USACE People: Student employee brings passion for bats to the Corps
August 13, 2009
- Sacramento District student employee studies bats as a hobby.
- Jenkins works for the district through the Student Career Experience Program.
- It's a hobby now - but Jenkins hopes to incorporate her passion for bats into her work.
SACRAMENTO, Calif. -- Most people find their hobbies enjoyable and relaxing. But Sacramento District's Chandra Jenkins' hobby is driving her batty - in a good way.
Jenkins, you see, spends countless hours 'hanging' out with and studying bats. In two or so short years, she has gone from being just intrigued and curious about the mysterious, oft-feared nighttime creatures to actively conducting research and considering it for a master's degree thesis.

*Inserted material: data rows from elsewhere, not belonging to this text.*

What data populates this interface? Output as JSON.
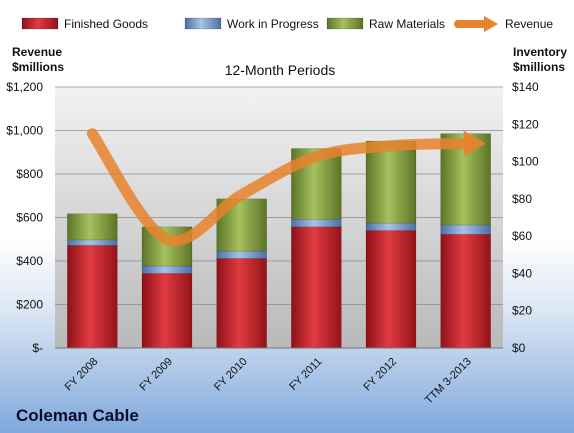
{
  "company": "Coleman Cable",
  "chart_data": {
    "type": "bar",
    "title": "12-Month Periods",
    "categories": [
      "FY 2008",
      "FY 2009",
      "FY 2010",
      "FY 2011",
      "FY 2012",
      "TTM 3-2013"
    ],
    "series": [
      {
        "name": "Finished Goods",
        "axis": "right",
        "stack": "inventory",
        "values": [
          55,
          40,
          48,
          65,
          63,
          61
        ],
        "color": "#c8202a"
      },
      {
        "name": "Work in Progress",
        "axis": "right",
        "stack": "inventory",
        "values": [
          3,
          4,
          4,
          4,
          4,
          5
        ],
        "color": "#6f93c7"
      },
      {
        "name": "Raw Materials",
        "axis": "right",
        "stack": "inventory",
        "values": [
          14,
          21,
          28,
          38,
          44,
          49
        ],
        "color": "#7f9c36"
      },
      {
        "name": "Revenue",
        "axis": "left",
        "type": "line",
        "values": [
          985,
          500,
          705,
          880,
          930,
          940
        ],
        "color": "#e8822d"
      }
    ],
    "y_left": {
      "label_line1": "Revenue",
      "label_line2": "$millions",
      "range": [
        0,
        1200
      ],
      "ticks": [
        0,
        200,
        400,
        600,
        800,
        1000,
        1200
      ],
      "tick_labels": [
        "$-",
        "$200",
        "$400",
        "$600",
        "$800",
        "$1,000",
        "$1,200"
      ]
    },
    "y_right": {
      "label_line1": "Inventory",
      "label_line2": "$millions",
      "range": [
        0,
        140
      ],
      "ticks": [
        0,
        20,
        40,
        60,
        80,
        100,
        120,
        140
      ],
      "tick_labels": [
        "$0",
        "$20",
        "$40",
        "$60",
        "$80",
        "$100",
        "$120",
        "$140"
      ]
    },
    "legend_position": "top",
    "grid": true
  }
}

"Bats are very interesting animals," she said, noting that more than 1,100 species have been identified. "All bats have such different life habits. Everything from where they roost and their different feeding habits, to migration versus hibernation, their reproduction, and the individuality between each species, just draws me in."
A student at California State University-Sacramento, Jenkins works in the district's regulatory division through the Student Career Experience Program, or SCEP, which provides degree seeking students with Federal work experience related to their academic program and career goals.
Though unrelated to her job with the Corps for now, her passion for bats is something she hopes to soon be able to bring to her work.
Most of her research for this unique hobby concentrates on what she terms the basic ecology of bats: roosting, foraging habits and reproduction.
"This gives us a better understanding of the roles they play in our lives," said Jenkins, who personally funds some of her research and receives grants from several agencies. "We take data such as weight, sex, forearm length, whether they are adult or juvenile, their reproductive status, the general health of the animal, and, of course identify the species. We look at the type of habitat we have caught them in, and in some cases, we collect guano to have analyzed. The information collected is compiled and turned into the state agencies every year. The data can be used for various reasons."
When some people think bats, they tend to conjure up frightening or macabre thoughts - Dracula and the various forms of bloodsucking, eerie creatures. Jenkins offers a more factual explanation.
"What most people do not realize is that bats are a great ally to us," Jenkins said. "A single little brown bat can eat up to 700 crop-destroying insects in a night. That's just one little bat! Mexican free-tailed bats live in very large roosts. The caves in central Texas are home to 100 million bats. These bats are estimated to eat about 1,000 tons of insects nightly.
"Think about how many insects these bats are exterminating for our agricultural needs on an economic level," Jenkins continued. "It's safe, pesticide free and helps keep our insect populations in check. They eat mosquitoes, too. If we were to take bats out of the animal population, we would see a devastating outcome, globally. Just like all other species, preservation is crucial."
Her bat hobby has taken her outside of California, where she has conducted extensive research.
"I have been blessed with many opportunities while working with bats," she said. "I have worked in many different places throughout California and into Baja. I have also worked a bit in Belize. I have been so fortunate to work with some of the greats of the bat biology world. My goal is to go to either Panama or Costa Rica, or both, next year."
While there is no direct connection between her bat research and Corps job, yet, Jenkins believes she will link the two eventually.
"I'm still trying to find a way to tie in my bat work with the work I do for the Corps," she said. "I would like to do a study on wetland restoration and how bats use these areas. Maybe a master's thesis. I have also helped numerous people within our District office with bat related issues, like bats in attics or sick bats found on properties."
Prior to studying bats, Jenkins worked as a small business owner and manager for over a decade before returning to the classroom. That's about the time she turned to the Corps of Engineers and the SCEP, which allows a student to work full-time or part-time while going to school. SCEP students also receive the same health, retirement and leave benefits as career government employees.
"You also gain experience in the career field of your choice," Jenkins said. By the time you graduate, you have a good amount of experience with the Corps and become eligible for other positions within the agency. I love it!"
So, a hobby has turned into a career for Jenkins, who said she didn't necessarily start with those intentions.
"I worked with bats extensively for about two years and carefully observed others working with them and studied them for about a year before that," she said. "I wanted to make sure it was really a passion before I delved in."
Based on her recent track record, it appears safe to say she is serious about her hobby-turned-lifelong pursuit.
"I have learned an incredible amount, but at the same time haven't even scratched the surface of what is still out there to be learned or discovered," Jenkins said. "I will be assisting on a few different projects this year involving bats. One entails acoustic monitoring (using the analysis of the echolocation frequencies to identify species). The other is assisting other researchers with their studies. I am in the process of obtaining my own permit, so right now, most of the work I do is with other researchers."